This is a short post. But I am cranky.
Like many people in the gaming culture/press/business/what-have-you, I have spent many a moment over the past couple days looking at my Battle.net client longingly, hoping I too will suddenly receive a beta invite for Blizzard’s upcoming TF2-alike, Overwatch.
To kill some time, I decided to look through their bios for the various playable characters. While many of them are colorful and cool and fun, I definitely get a Street Fighter-y Cavalcade of Ethnic Stereotypes vibe from the cast, which… isn’t that great.

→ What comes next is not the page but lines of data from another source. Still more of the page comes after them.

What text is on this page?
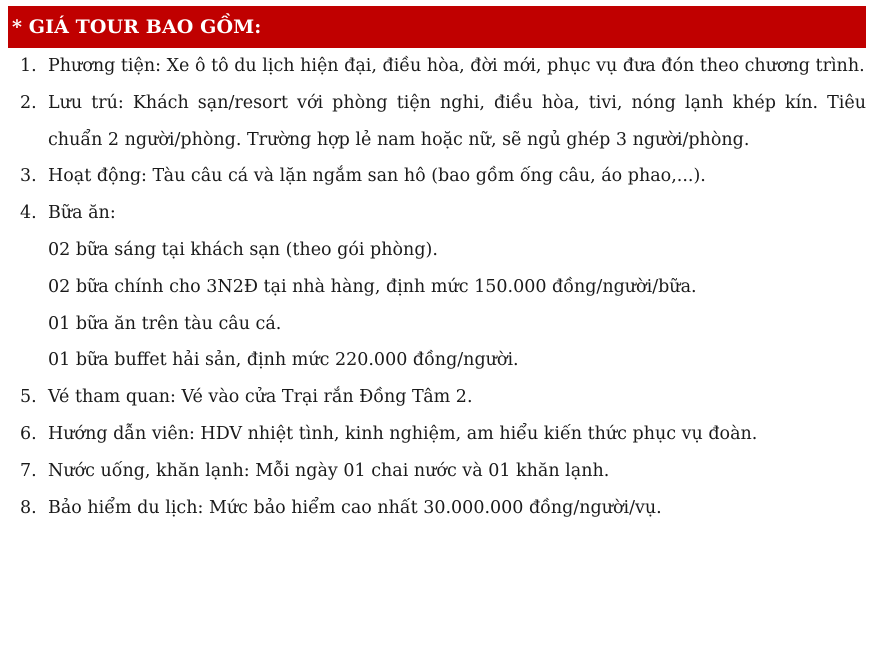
* GIÁ TOUR BAO GỒM:
1. Phương tiện: Xe ô tô du lịch hiện đại, điều hòa, đời mới, phục vụ đưa đón theo chương trình.
2. Lưu trú: Khách sạn/resort với phòng tiện nghi, điều hòa, tivi, nóng lạnh khép kín. Tiêu chuẩn 2 người/phòng. Trường hợp lẻ nam hoặc nữ, sẽ ngủ ghép 3 người/phòng.
3. Hoạt động: Tàu câu cá và lặn ngắm san hô (bao gồm ống câu, áo phao,...).
4. Bữa ăn:
02 bữa sáng tại khách sạn (theo gói phòng).
02 bữa chính cho 3N2Đ tại nhà hàng, định mức 150.000 đồng/người/bữa.
01 bữa ăn trên tàu câu cá.
01 bữa buffet hải sản, định mức 220.000 đồng/người.
5. Vé tham quan: Vé vào cửa Trại rắn Đồng Tâm 2.
6. Hướng dẫn viên: HDV nhiệt tình, kinh nghiệm, am hiểu kiến thức phục vụ đoàn.
7. Nước uống, khăn lạnh: Mỗi ngày 01 chai nước và 01 khăn lạnh.
8. Bảo hiểm du lịch: Mức bảo hiểm cao nhất 30.000.000 đồng/người/vụ.
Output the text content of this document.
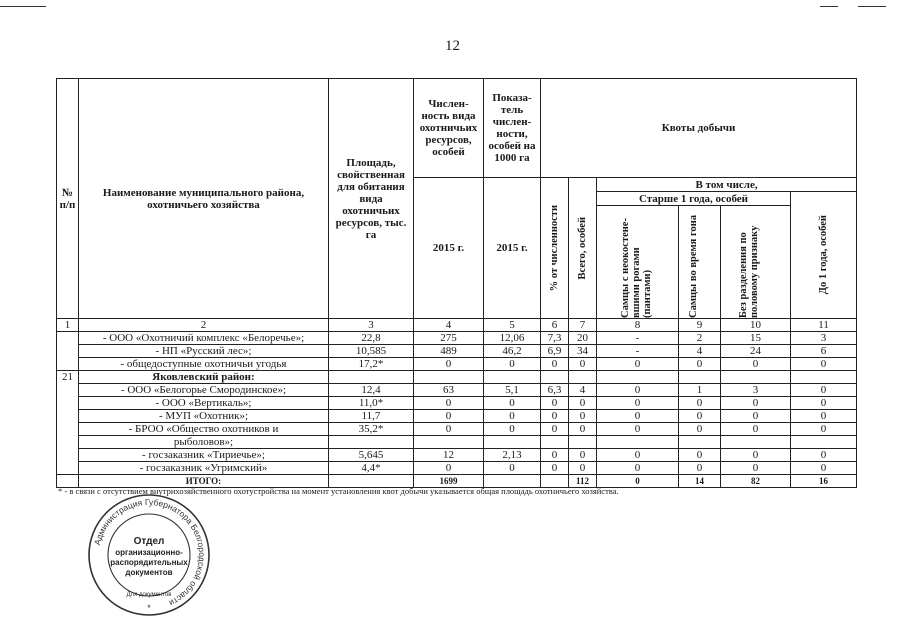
12
№ п/п	Наименование муниципального района, охотничьего хозяйства	Площадь, свойственная для обитания вида охотничьих ресурсов, тыс. га	Числен-ность вида охотничьих ресурсов, особей	Показа-тель числен-ности, особей на 1000 га	Квоты добычи					
			2015 г.	2015 г.	% от численности	Всего, особей	В том числе,			
							Старше 1 года, особей			До 1 года, особей

							Самцы с неокостене-вшими рогами (пантами)	Самцы во время гона	Без разделения по половому признаку	

1	2	3	4	5	6	7	8	9	10	11
	- ООО «Охотничий комплекс «Белоречье»;	22,8	275	12,06	7,3	20	-	2	15	3
	- НП «Русский лес»;	10,585	489	46,2	6,9	34	-	4	24	6
	- общедоступные охотничьи угодья	17,2*	0	0	0	0	0	0	0	0
21	Яковлевский район:									
	- ООО «Белогорье Смородинское»;	12,4	63	5,1	6,3	4	0	1	3	0
	- ООО «Вертикаль»;	11,0*	0	0	0	0	0	0	0	0
	- МУП «Охотник»;	11,7	0	0	0	0	0	0	0	0
	- БРОО «Общество охотников и	35,2*	0	0	0	0	0	0	0	0
	рыболовов»;									
	- госзаказник «Тириечье»;	5,645	12	2,13	0	0	0	0	0	0
	- госзаказник «Угримский»	4,4*	0	0	0	0	0	0	0	0
	ИТОГО:		1699			112	0	14	82	16
* - в связи с отсутствием внутрихозяйственного охотустройства на момент установления квот добычи указывается общая площадь охотничьего хозяйства.
Администрация Губернатора Белгородской области
*
Для документов
Отдел
организационно-
распорядительных
документов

And then I came upon Roadhog.
The weird stereotype parade had me already a little on edge, and then this happened and I got kind of upset, because Roadhog basically breaks a ton of the suggestions I might have offered in, say, my GDC talk from this year. It was seriously just a checklist of Shit I Don’t Want To See Fat Characters Do Anymore. (For an example of a similarly lazy, irritating approach, see my rant about changes to Birdie in Street Fighter V).
So because it’s a thing I do, I’m gonna run through the aspects of Roadhog’s design that really get under my skin. Before I do though, I want to say one thing:
I am not, nor would I ever want to be, the “authority” on how fat bodies should be presented. I am one voice. I believe in my views, but other folks with stake in the issue can and will have different opinions. You should consider their outlooks, too. Just putting that out there.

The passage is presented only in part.